MALANG — Kasus dugaan penipuan berkedok praktik tebas borong kembali mencuat di wilayah Poncokusumo, Kabupaten Malang. Puluhan petani jeruk mengaku menjadi korban ulah seorang tengkulak bernama Wahyu Sulistiono, warga Desa Ngadireso, yang diduga tidak melunasi pembayaran hasil panen selama bertahun-tahun. Nilai kerugian para petani diperkirakan telah mencapai lebih dari satu miliar rupiah.
Kasus ini kini memasuki babak baru setelah para korban secara resmi melaporkan Wahyu Sulistiono ke Kepolisian Resor (Polres) Malang pada 27 November 2025. Laporan tersebut terdaftar dengan nomor LP/B/436/XI/2025/SPKT POLRES MALANG/POLDA JATIM.
Sejumlah petani yang menjadi korban di antaranya Supriyanto, warga Pandansari, bersama tiga saksi korban Muhamad Sholeh, Eka Fatmanto, dan Suremi mendatangi Polres Malang dengan didampingi kuasa hukumnya. Mereka memaparkan pola dugaan penipuan yang dilakukan terlapor.
Modus yang dijalankan terlapor berupa pembelian panen jeruk dengan sistem tebas borong. Wahyu Sulistiono memberikan uang muka (DP) dalam jumlah kecil, kemudian berjanji melunasi sisa pembayaran dalam waktu singkat mulai dari hitungan jam setelah panen hingga janji transfer pada sore hari.
“Pembayaran itu tidak pernah lunas. Kami hanya diberi janji-janji palsu. Ada yang dicicil sedikit, tapi banyak yang tidak dibayar sama sekali hingga bertahun-tahun,” ujar Supriyanto dengan nada kecewa.
Kuasa hukum para korban, Hertanto Budhi Prasetyo S.S, S.H, M.H, menegaskan bahwa nilai kerugian yang dialami petani sangat signifikan. Dari sepuluh korban yang telah terdata sementara, jumlah kerugian material diperkirakan telah menembus lebih dari Rp 1 miliar.
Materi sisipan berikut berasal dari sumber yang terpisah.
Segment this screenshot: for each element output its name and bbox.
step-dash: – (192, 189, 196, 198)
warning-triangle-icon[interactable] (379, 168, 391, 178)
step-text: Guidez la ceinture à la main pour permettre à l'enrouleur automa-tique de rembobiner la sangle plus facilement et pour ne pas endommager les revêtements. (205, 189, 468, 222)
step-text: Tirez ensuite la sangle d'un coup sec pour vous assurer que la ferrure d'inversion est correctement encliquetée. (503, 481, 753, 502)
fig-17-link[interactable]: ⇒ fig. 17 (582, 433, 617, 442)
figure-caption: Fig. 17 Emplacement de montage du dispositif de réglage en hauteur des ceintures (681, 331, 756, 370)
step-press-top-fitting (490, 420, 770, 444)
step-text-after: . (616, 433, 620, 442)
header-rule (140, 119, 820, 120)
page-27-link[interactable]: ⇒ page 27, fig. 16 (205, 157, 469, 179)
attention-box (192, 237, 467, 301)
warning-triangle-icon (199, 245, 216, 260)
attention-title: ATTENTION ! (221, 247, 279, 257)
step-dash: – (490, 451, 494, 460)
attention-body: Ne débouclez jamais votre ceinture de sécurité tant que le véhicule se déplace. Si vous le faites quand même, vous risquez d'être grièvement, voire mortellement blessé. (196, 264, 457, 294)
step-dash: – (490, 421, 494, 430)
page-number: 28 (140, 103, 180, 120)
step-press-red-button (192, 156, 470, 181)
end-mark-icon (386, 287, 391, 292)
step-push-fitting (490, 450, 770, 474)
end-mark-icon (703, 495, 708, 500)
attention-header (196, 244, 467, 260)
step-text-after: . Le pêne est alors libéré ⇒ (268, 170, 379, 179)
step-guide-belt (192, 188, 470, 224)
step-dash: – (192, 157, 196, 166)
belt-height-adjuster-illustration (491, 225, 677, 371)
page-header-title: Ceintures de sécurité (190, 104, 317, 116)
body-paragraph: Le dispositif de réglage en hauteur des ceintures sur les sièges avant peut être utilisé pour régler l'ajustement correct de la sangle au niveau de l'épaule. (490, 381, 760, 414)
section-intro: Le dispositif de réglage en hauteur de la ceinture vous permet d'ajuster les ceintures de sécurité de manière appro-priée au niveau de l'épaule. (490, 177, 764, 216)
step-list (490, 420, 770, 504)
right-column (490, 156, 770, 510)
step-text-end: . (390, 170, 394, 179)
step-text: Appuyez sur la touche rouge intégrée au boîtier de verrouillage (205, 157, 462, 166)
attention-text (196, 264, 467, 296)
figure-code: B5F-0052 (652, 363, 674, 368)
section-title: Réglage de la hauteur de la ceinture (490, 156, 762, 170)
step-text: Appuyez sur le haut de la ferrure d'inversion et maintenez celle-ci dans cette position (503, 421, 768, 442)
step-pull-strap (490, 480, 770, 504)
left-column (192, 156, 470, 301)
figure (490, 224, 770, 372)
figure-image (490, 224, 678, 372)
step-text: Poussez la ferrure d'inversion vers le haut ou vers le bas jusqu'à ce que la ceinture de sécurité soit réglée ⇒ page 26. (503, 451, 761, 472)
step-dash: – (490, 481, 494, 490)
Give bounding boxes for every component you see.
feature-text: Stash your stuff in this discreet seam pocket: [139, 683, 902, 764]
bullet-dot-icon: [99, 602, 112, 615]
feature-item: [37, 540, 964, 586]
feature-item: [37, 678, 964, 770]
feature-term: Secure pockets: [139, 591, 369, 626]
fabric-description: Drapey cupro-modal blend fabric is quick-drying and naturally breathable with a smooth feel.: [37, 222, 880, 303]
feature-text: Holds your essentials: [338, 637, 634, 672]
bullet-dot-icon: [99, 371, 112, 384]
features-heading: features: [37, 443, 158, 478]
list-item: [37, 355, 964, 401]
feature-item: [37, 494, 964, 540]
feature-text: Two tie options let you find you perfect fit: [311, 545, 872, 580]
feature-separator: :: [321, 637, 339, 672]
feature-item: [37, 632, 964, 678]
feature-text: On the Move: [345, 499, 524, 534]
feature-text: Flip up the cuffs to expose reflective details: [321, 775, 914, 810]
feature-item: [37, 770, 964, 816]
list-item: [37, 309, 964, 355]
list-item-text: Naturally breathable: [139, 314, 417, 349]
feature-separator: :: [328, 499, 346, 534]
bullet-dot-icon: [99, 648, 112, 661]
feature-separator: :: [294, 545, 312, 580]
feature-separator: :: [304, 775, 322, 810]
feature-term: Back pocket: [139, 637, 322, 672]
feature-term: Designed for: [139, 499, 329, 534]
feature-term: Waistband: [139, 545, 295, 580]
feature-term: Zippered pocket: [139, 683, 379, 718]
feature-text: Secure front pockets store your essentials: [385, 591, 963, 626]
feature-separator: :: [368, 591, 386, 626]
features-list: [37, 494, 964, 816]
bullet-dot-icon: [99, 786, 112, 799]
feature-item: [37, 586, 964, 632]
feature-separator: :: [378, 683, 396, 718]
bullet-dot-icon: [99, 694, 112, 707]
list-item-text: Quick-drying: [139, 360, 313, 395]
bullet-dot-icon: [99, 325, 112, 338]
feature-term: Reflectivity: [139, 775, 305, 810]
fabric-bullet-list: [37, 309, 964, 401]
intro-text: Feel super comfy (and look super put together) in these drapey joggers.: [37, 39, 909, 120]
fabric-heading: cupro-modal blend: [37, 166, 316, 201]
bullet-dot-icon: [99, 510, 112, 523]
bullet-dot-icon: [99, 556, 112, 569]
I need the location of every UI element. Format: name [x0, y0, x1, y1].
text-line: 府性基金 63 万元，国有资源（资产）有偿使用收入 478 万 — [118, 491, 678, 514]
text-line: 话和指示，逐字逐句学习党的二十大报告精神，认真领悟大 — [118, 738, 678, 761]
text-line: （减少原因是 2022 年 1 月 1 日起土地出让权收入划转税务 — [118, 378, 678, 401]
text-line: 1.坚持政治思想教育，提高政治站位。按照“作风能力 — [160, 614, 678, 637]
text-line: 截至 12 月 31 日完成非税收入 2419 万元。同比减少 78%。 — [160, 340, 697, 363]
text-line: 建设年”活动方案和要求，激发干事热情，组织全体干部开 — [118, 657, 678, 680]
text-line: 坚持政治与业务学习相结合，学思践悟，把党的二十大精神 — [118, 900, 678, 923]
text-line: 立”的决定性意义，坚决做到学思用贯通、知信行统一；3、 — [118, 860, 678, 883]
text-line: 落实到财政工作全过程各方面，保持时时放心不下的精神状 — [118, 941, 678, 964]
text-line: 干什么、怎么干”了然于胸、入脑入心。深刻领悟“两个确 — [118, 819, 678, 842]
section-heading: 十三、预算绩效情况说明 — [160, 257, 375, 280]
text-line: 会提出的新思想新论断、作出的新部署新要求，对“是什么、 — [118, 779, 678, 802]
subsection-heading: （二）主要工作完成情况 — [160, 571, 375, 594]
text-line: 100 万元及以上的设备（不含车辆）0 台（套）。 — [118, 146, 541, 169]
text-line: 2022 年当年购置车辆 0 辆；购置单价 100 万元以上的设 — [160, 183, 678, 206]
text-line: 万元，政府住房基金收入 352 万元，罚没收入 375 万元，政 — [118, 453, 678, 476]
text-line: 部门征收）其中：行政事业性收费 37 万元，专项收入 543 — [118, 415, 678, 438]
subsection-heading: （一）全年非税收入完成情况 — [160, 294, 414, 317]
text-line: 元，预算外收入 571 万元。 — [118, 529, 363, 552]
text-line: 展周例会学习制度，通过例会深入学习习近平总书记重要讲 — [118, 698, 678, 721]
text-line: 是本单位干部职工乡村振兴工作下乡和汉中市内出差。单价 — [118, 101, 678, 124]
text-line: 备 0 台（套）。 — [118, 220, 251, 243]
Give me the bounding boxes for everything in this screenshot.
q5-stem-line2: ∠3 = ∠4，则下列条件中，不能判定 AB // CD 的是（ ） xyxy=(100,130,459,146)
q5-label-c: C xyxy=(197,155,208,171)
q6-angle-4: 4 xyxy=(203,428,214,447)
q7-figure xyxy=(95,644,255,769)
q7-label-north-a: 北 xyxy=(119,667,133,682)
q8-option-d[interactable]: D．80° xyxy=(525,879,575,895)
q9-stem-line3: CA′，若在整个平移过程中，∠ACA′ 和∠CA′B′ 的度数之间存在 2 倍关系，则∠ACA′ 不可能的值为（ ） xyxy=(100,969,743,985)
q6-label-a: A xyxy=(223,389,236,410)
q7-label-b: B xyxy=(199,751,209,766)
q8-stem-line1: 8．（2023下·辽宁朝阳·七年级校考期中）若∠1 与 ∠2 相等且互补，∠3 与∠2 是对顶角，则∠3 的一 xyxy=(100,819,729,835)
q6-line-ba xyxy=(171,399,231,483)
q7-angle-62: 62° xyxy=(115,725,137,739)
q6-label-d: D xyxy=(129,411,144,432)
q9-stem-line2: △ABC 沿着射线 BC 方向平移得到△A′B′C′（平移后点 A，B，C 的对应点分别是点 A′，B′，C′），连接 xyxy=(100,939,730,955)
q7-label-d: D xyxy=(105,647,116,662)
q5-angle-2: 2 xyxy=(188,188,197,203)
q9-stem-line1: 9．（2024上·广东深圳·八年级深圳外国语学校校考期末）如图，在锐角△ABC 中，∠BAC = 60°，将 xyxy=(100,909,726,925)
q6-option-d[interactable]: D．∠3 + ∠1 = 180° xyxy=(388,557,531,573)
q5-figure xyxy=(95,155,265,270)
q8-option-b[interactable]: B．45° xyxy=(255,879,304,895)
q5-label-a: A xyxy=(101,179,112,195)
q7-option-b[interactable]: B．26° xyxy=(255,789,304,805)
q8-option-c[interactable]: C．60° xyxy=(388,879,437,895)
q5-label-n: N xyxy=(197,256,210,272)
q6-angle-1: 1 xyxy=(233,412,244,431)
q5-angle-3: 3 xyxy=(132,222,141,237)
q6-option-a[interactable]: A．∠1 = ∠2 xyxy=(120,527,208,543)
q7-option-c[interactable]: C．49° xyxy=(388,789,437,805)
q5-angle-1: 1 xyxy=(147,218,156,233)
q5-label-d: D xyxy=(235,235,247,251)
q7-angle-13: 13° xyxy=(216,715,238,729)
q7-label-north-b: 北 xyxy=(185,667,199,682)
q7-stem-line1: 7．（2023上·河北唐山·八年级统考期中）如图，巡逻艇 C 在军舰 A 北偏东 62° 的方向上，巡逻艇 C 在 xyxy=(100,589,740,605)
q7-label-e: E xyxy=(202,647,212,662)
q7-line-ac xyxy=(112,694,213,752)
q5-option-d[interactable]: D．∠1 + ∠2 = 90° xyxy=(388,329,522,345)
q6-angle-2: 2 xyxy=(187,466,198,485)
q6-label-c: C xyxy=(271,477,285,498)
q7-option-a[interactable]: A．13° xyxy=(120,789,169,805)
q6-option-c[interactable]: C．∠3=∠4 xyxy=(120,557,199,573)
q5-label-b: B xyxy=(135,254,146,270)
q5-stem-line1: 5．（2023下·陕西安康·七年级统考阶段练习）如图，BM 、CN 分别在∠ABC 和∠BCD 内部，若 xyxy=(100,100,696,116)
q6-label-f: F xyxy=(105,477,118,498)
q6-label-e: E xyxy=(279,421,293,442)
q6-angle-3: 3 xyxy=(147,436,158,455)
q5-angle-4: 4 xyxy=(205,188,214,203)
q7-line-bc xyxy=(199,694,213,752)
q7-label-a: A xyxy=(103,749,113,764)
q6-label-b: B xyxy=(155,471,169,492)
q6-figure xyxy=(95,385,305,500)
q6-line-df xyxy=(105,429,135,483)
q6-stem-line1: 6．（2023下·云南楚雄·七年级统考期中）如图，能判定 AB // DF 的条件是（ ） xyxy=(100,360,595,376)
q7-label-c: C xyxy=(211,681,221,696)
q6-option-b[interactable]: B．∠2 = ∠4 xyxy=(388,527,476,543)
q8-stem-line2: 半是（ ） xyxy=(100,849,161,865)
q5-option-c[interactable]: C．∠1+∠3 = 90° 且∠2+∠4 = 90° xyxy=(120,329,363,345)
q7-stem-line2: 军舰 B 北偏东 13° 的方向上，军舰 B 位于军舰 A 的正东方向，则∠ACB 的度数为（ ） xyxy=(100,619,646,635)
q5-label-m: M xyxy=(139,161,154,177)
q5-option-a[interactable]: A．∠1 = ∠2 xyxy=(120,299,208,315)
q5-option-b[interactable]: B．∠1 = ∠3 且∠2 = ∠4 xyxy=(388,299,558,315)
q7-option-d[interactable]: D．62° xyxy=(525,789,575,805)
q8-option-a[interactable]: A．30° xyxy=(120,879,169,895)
Ia menambahkan bahwa jumlah tersebut belum mencakup korban lain yang belum berani melapor.
“Ini baru sebagian korban. Kami yakin masih banyak petani lain yang mengalami kerugian serupa di Poncokusumo dan sekitarnya,” ungkap Hertanto.
Menurutnya, praktik terlapor bukan hanya menimbulkan kerugian ekonomi, tetapi juga menghambat produktivitas petani yang sangat bergantung pada hasil panen jeruk untuk kebutuhan hidup dan modal tanam selanjutnya.
Supriyanto mewakili para korban menyampaikan bahwa mereka telah kehabisan kesabaran karena terlapor tidak pernah menunjukkan itikad baik untuk menyelesaikan kewajiban pembayaran.
“Kami sebagai petani jeruk memohon agar Polres Malang benar-benar serius menangani perkara penipuan atau penggelapan ini,” tegasnya.
Para petani berharap aparat kepolisian segera menindaklanjuti laporan tersebut melalui penyelidikan menyeluruh, termasuk menelusuri kemungkinan adanya aset-aset terlapor yang dapat disita sebagai bentuk pertanggungjawaban.
Tujuan pelaporan ini tidak semata-mata mengenai ganti rugi, tetapi juga untuk mencegah munculnya korban baru.
Pihak Polres Malang saat ini telah menerima laporan para korban dan sedang memulai tahap penyelidikan. Para petani berharap proses hukum berjalan objektif, cepat, dan memberikan kepastian hukum atas dugaan penipuan yang telah berlangsung lama dan menimbulkan kerugian besar bagi komunitas petani jeruk di wilayah tersebut.